Another translation describes this “abundant life” like this:

“I came so [you] can have real and eternal life, more and better life than [you] ever dreamed of.”

That sounds really good, and isn’t that sort of what are all looking for? More life, …better life, …a thriving life, …an abundant life? Let me just say right here, so that I am not misleading in anyway, this abundant life is not a promise of external riches and what the world would typically point to as abundance. God’s abundant life fills our lives with love and joy and peace. It is an opportunity to live life and be satisfied with what we have instead of constantly wanting more. The tree is beautiful not because it has been adorned with a lot of external trappings. It is beautiful because it is healthy and strong and living the life that God has created it to live.
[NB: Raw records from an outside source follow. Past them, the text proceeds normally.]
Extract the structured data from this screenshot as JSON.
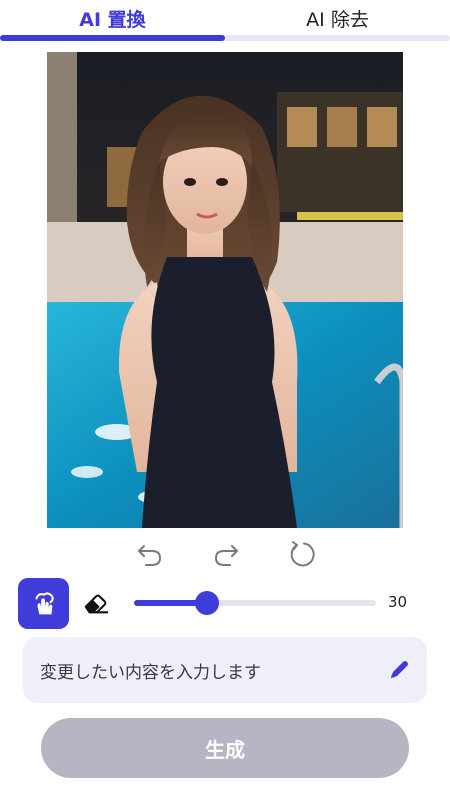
{
  "tabs": [
    {
      "label": "AI 置換",
      "active": true
    },
    {
      "label": "AI 除去",
      "active": false
    }
  ],
  "colors": {
    "accent": "#3e3bd8",
    "tab_track": "#e6e6f7",
    "prompt_bg": "#efeff9",
    "generate_bg": "#b5b5c3"
  },
  "history": {
    "undo_icon": "undo-icon",
    "redo_icon": "redo-icon",
    "reset_icon": "reset-icon"
  },
  "brush": {
    "brush_icon": "brush-hand-icon",
    "eraser_icon": "eraser-icon",
    "size_value": "30",
    "slider_fraction": 0.3
  },
  "prompt": {
    "placeholder": "変更したい内容を入力します",
    "icon": "pen-icon"
  },
  "generate": {
    "label": "生成"
  }
}
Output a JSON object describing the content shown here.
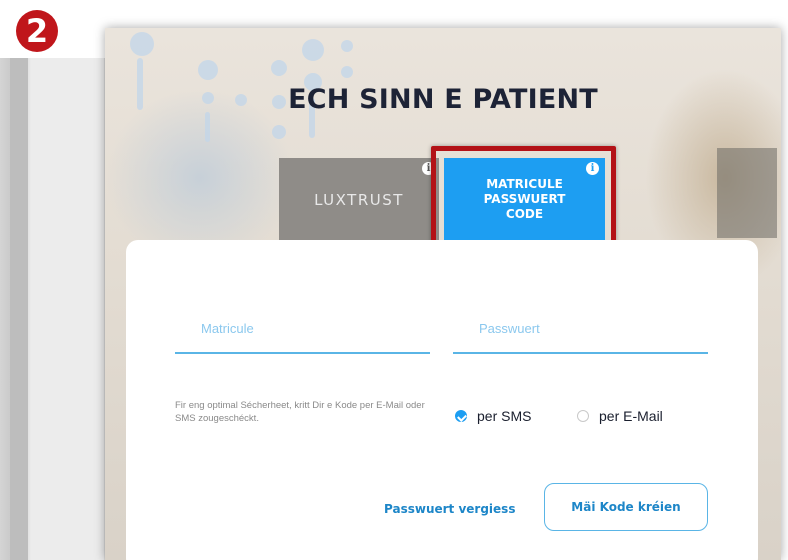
{
  "step_badge": "2",
  "title": "ECH SINN E PATIENT",
  "tabs": {
    "luxtrust": {
      "label": "LUXTRUST"
    },
    "matricule": {
      "lines": [
        "MATRICULE",
        "PASSWUERT",
        "CODE"
      ]
    }
  },
  "info_icon_glyph": "i",
  "form": {
    "matricule_placeholder": "Matricule",
    "password_placeholder": "Passwuert",
    "hint": "Fir eng optimal Sécherheet, kritt Dir e Kode per E-Mail oder SMS zougeschéckt.",
    "radio_sms": "per SMS",
    "radio_email": "per E-Mail",
    "selected_channel": "sms",
    "forgot_link": "Passwuert vergiess",
    "create_button": "Mäi Kode kréien"
  },
  "colors": {
    "accent": "#1d9ef2",
    "highlight_red": "#b31217",
    "title": "#1d2336"
  }
}
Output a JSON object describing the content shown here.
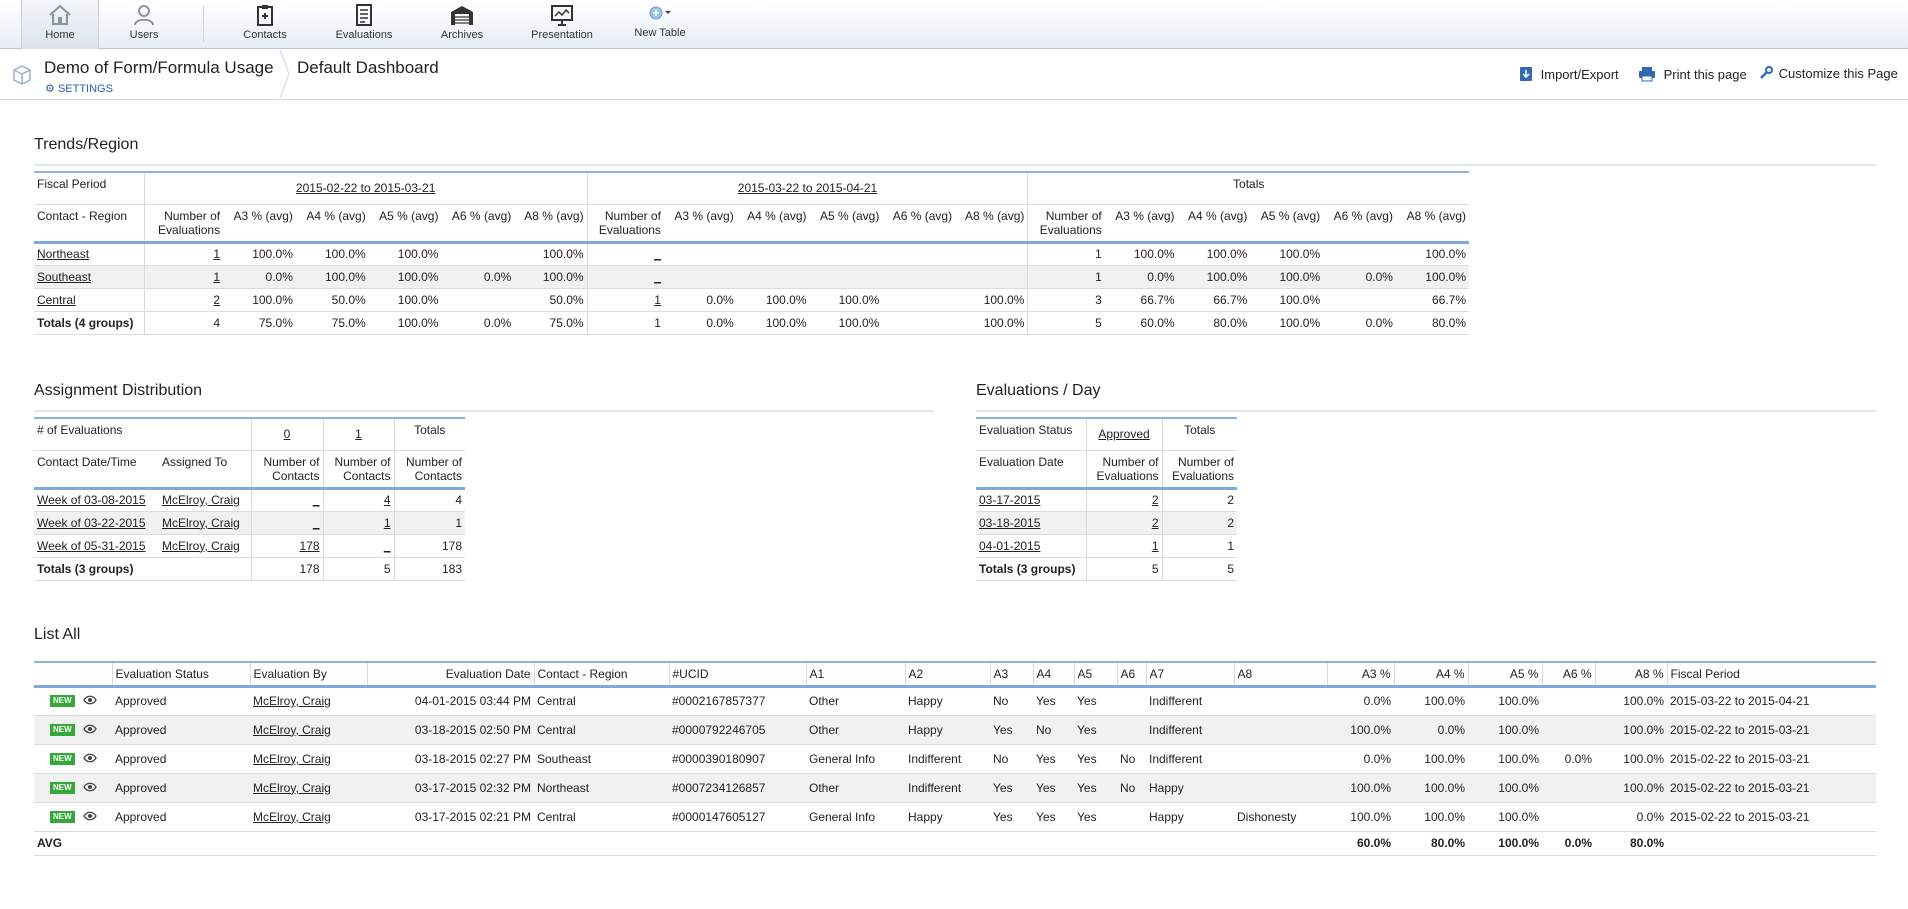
{
  "nav": {
    "items": [
      {
        "label": "Home",
        "icon": "home-icon"
      },
      {
        "label": "Users",
        "icon": "user-icon"
      },
      {
        "label": "Contacts",
        "icon": "clipboard-icon"
      },
      {
        "label": "Evaluations",
        "icon": "checklist-icon"
      },
      {
        "label": "Archives",
        "icon": "archive-icon"
      },
      {
        "label": "Presentation",
        "icon": "presentation-icon"
      },
      {
        "label": "New Table",
        "icon": "add-table-icon"
      }
    ]
  },
  "header": {
    "title": "Demo of Form/Formula Usage",
    "settings": "SETTINGS",
    "dashboard": "Default Dashboard",
    "import_export": "Import/Export",
    "print": "Print this page",
    "customize": "Customize this Page"
  },
  "trends": {
    "title": "Trends/Region",
    "fiscal_label": "Fiscal Period",
    "period1": "2015-02-22 to 2015-03-21",
    "period2": "2015-03-22 to 2015-04-21",
    "totals": "Totals",
    "region_label": "Contact - Region",
    "cols": [
      "Number of Evaluations",
      "A3 % (avg)",
      "A4 % (avg)",
      "A5 % (avg)",
      "A6 % (avg)",
      "A8 % (avg)"
    ],
    "rows": [
      {
        "name": "Northeast",
        "p1": [
          "1",
          "100.0%",
          "100.0%",
          "100.0%",
          "",
          "100.0%"
        ],
        "p2": [
          "_",
          "",
          "",
          "",
          "",
          ""
        ],
        "tot": [
          "1",
          "100.0%",
          "100.0%",
          "100.0%",
          "",
          "100.0%"
        ]
      },
      {
        "name": "Southeast",
        "p1": [
          "1",
          "0.0%",
          "100.0%",
          "100.0%",
          "0.0%",
          "100.0%"
        ],
        "p2": [
          "_",
          "",
          "",
          "",
          "",
          ""
        ],
        "tot": [
          "1",
          "0.0%",
          "100.0%",
          "100.0%",
          "0.0%",
          "100.0%"
        ]
      },
      {
        "name": "Central",
        "p1": [
          "2",
          "100.0%",
          "50.0%",
          "100.0%",
          "",
          "50.0%"
        ],
        "p2": [
          "1",
          "0.0%",
          "100.0%",
          "100.0%",
          "",
          "100.0%"
        ],
        "tot": [
          "3",
          "66.7%",
          "66.7%",
          "100.0%",
          "",
          "66.7%"
        ]
      }
    ],
    "total_row": {
      "name": "Totals (4 groups)",
      "p1": [
        "4",
        "75.0%",
        "75.0%",
        "100.0%",
        "0.0%",
        "75.0%"
      ],
      "p2": [
        "1",
        "0.0%",
        "100.0%",
        "100.0%",
        "",
        "100.0%"
      ],
      "tot": [
        "5",
        "60.0%",
        "80.0%",
        "100.0%",
        "0.0%",
        "80.0%"
      ]
    }
  },
  "assign": {
    "title": "Assignment Distribution",
    "evals_label": "# of Evaluations",
    "c0": "0",
    "c1": "1",
    "totals": "Totals",
    "col_date": "Contact Date/Time",
    "col_assigned": "Assigned To",
    "col_num": "Number of Contacts",
    "rows": [
      {
        "date": "Week of 03-08-2015",
        "who": "McElroy, Craig",
        "v0": "_",
        "v1": "4",
        "tot": "4"
      },
      {
        "date": "Week of 03-22-2015",
        "who": "McElroy, Craig",
        "v0": "_",
        "v1": "1",
        "tot": "1"
      },
      {
        "date": "Week of 05-31-2015",
        "who": "McElroy, Craig",
        "v0": "178",
        "v1": "_",
        "tot": "178"
      }
    ],
    "total_row": {
      "label": "Totals (3 groups)",
      "v0": "178",
      "v1": "5",
      "tot": "183"
    }
  },
  "perday": {
    "title": "Evaluations / Day",
    "status_label": "Evaluation Status",
    "approved": "Approved",
    "totals": "Totals",
    "date_label": "Evaluation Date",
    "col_num": "Number of Evaluations",
    "rows": [
      {
        "date": "03-17-2015",
        "v": "2",
        "tot": "2"
      },
      {
        "date": "03-18-2015",
        "v": "2",
        "tot": "2"
      },
      {
        "date": "04-01-2015",
        "v": "1",
        "tot": "1"
      }
    ],
    "total_row": {
      "label": "Totals (3 groups)",
      "v": "5",
      "tot": "5"
    }
  },
  "listall": {
    "title": "List All",
    "badge": "NEW",
    "headers": [
      "Evaluation Status",
      "Evaluation By",
      "Evaluation Date",
      "Contact - Region",
      "#UCID",
      "A1",
      "A2",
      "A3",
      "A4",
      "A5",
      "A6",
      "A7",
      "A8",
      "A3 %",
      "A4 %",
      "A5 %",
      "A6 %",
      "A8 %",
      "Fiscal Period"
    ],
    "rows": [
      [
        "Approved",
        "McElroy, Craig",
        "04-01-2015 03:44 PM",
        "Central",
        "#0002167857377",
        "Other",
        "Happy",
        "No",
        "Yes",
        "Yes",
        "",
        "Indifferent",
        "",
        "0.0%",
        "100.0%",
        "100.0%",
        "",
        "100.0%",
        "2015-03-22 to 2015-04-21"
      ],
      [
        "Approved",
        "McElroy, Craig",
        "03-18-2015 02:50 PM",
        "Central",
        "#0000792246705",
        "Other",
        "Happy",
        "Yes",
        "No",
        "Yes",
        "",
        "Indifferent",
        "",
        "100.0%",
        "0.0%",
        "100.0%",
        "",
        "100.0%",
        "2015-02-22 to 2015-03-21"
      ],
      [
        "Approved",
        "McElroy, Craig",
        "03-18-2015 02:27 PM",
        "Southeast",
        "#0000390180907",
        "General Info",
        "Indifferent",
        "No",
        "Yes",
        "Yes",
        "No",
        "Indifferent",
        "",
        "0.0%",
        "100.0%",
        "100.0%",
        "0.0%",
        "100.0%",
        "2015-02-22 to 2015-03-21"
      ],
      [
        "Approved",
        "McElroy, Craig",
        "03-17-2015 02:32 PM",
        "Northeast",
        "#0007234126857",
        "Other",
        "Indifferent",
        "Yes",
        "Yes",
        "Yes",
        "No",
        "Happy",
        "",
        "100.0%",
        "100.0%",
        "100.0%",
        "",
        "100.0%",
        "2015-02-22 to 2015-03-21"
      ],
      [
        "Approved",
        "McElroy, Craig",
        "03-17-2015 02:21 PM",
        "Central",
        "#0000147605127",
        "General Info",
        "Happy",
        "Yes",
        "Yes",
        "Yes",
        "",
        "Happy",
        "Dishonesty",
        "100.0%",
        "100.0%",
        "100.0%",
        "",
        "0.0%",
        "2015-02-22 to 2015-03-21"
      ]
    ],
    "avg_label": "AVG",
    "avg": [
      "60.0%",
      "80.0%",
      "100.0%",
      "0.0%",
      "80.0%"
    ]
  }
}
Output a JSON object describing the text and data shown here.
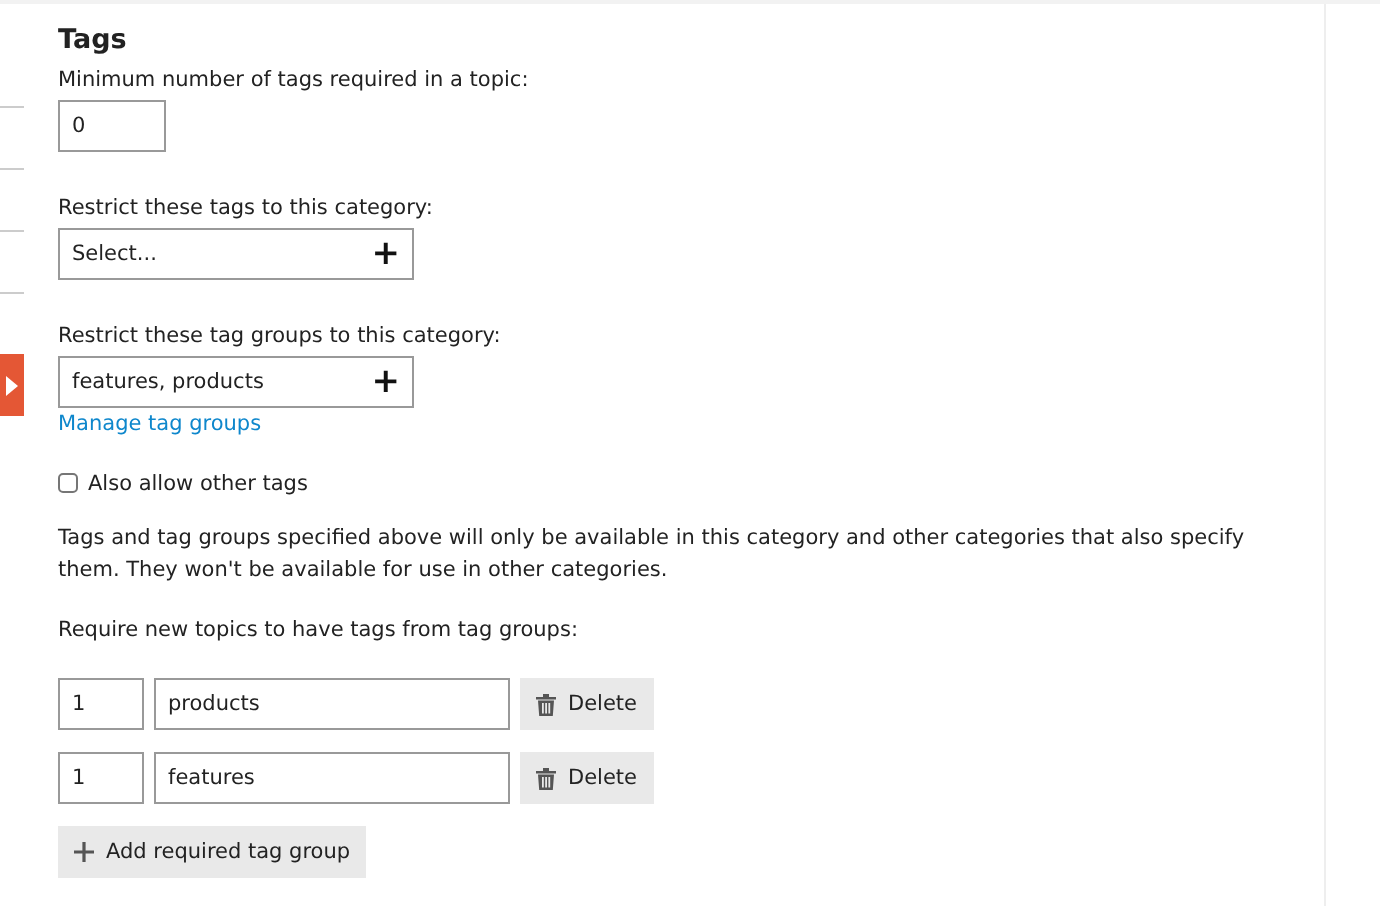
{
  "section_title": "Tags",
  "min_tags": {
    "label": "Minimum number of tags required in a topic:",
    "value": "0"
  },
  "restrict_tags": {
    "label": "Restrict these tags to this category:",
    "placeholder": "Select...",
    "add_icon": "+"
  },
  "restrict_tag_groups": {
    "label": "Restrict these tag groups to this category:",
    "value": "features, products",
    "add_icon": "+",
    "link": "Manage tag groups"
  },
  "allow_other_tags": {
    "label": "Also allow other tags",
    "checked": false
  },
  "note": "Tags and tag groups specified above will only be available in this category and other categories that also specify them. They won't be available for use in other categories.",
  "required_groups": {
    "label": "Require new topics to have tags from tag groups:",
    "rows": [
      {
        "count": "1",
        "group": "products",
        "delete": "Delete"
      },
      {
        "count": "1",
        "group": "features",
        "delete": "Delete"
      }
    ],
    "add_button": "Add required tag group"
  }
}
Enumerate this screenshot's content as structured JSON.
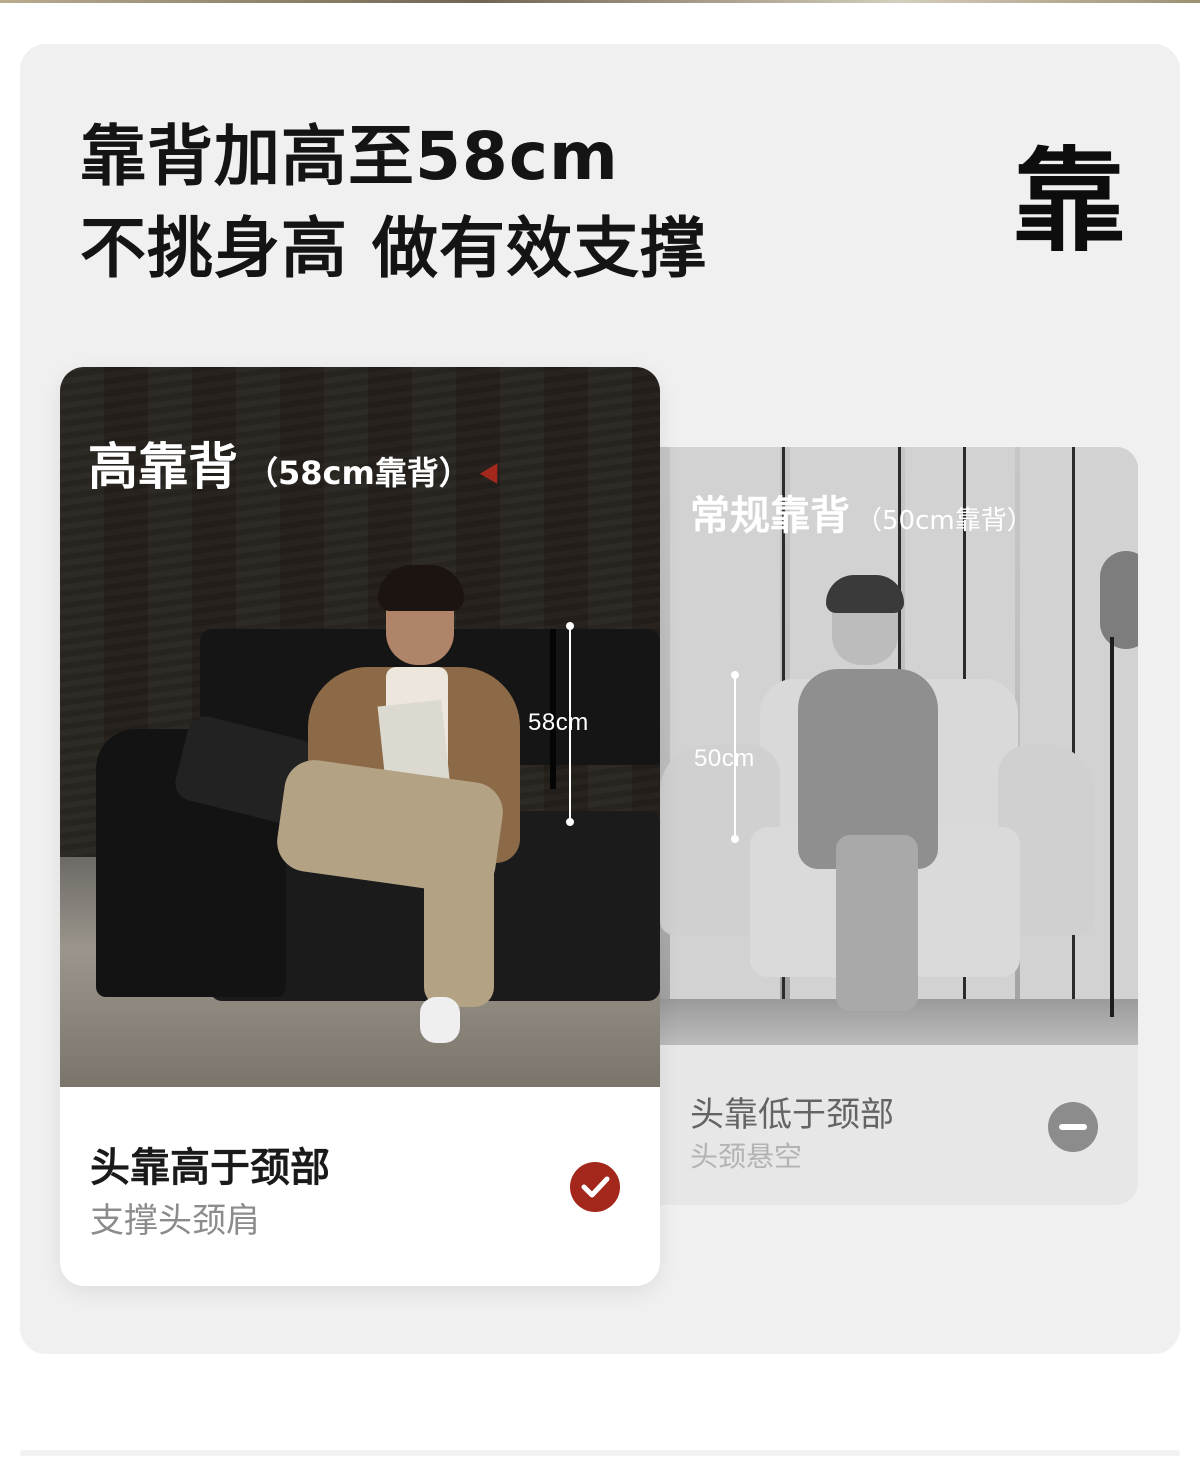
{
  "headline": {
    "line1": "靠背加高至58cm",
    "line2": "不挑身高 做有效支撑",
    "badge_char": "靠"
  },
  "high_back_card": {
    "title": "高靠背",
    "title_note": "（58cm靠背）",
    "dimension_label": "58cm",
    "caption_main": "头靠高于颈部",
    "caption_sub": "支撑头颈肩",
    "status_icon": "check-circle-icon",
    "accent_color": "#a3271b"
  },
  "regular_back_card": {
    "title": "常规靠背",
    "title_note": "（50cm靠背）",
    "dimension_label": "50cm",
    "caption_main": "头靠低于颈部",
    "caption_sub": "头颈悬空",
    "status_icon": "minus-circle-icon",
    "status_color": "#8c8c8c"
  }
}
I love that the secret to experiencing an abundant spiritual life is literally all around us. It is woven into the very processes of nature. If we only took time to notice that, just as every tree and plant needs water, sunshine, and room to grow, we too can develop deep roots by nourishing our souls and growing our faith with meaningful worship, an active prayer life, and studying God’s word. These strong, deep roots ground us during life’s storms and keep us from being uprooted and washed away against our will. In the same way, we can grow strong branches to reach out and provide love and care and protection for others and provide for ourselves the presence to be a witness of God’s great love in our lives. Just as The Tree can provide shade and a home for God’s creatures, we too can connect with our community and build relationships and serve other people. So, this week, let’s stop settling for merely surviving and find ways that we can tap into a full, abundant, thriving life with God. In the Name of the Father, the Son, and the Holy Spirit, AMEN!

Have a great day, take care of one another, and stay healthy people!!!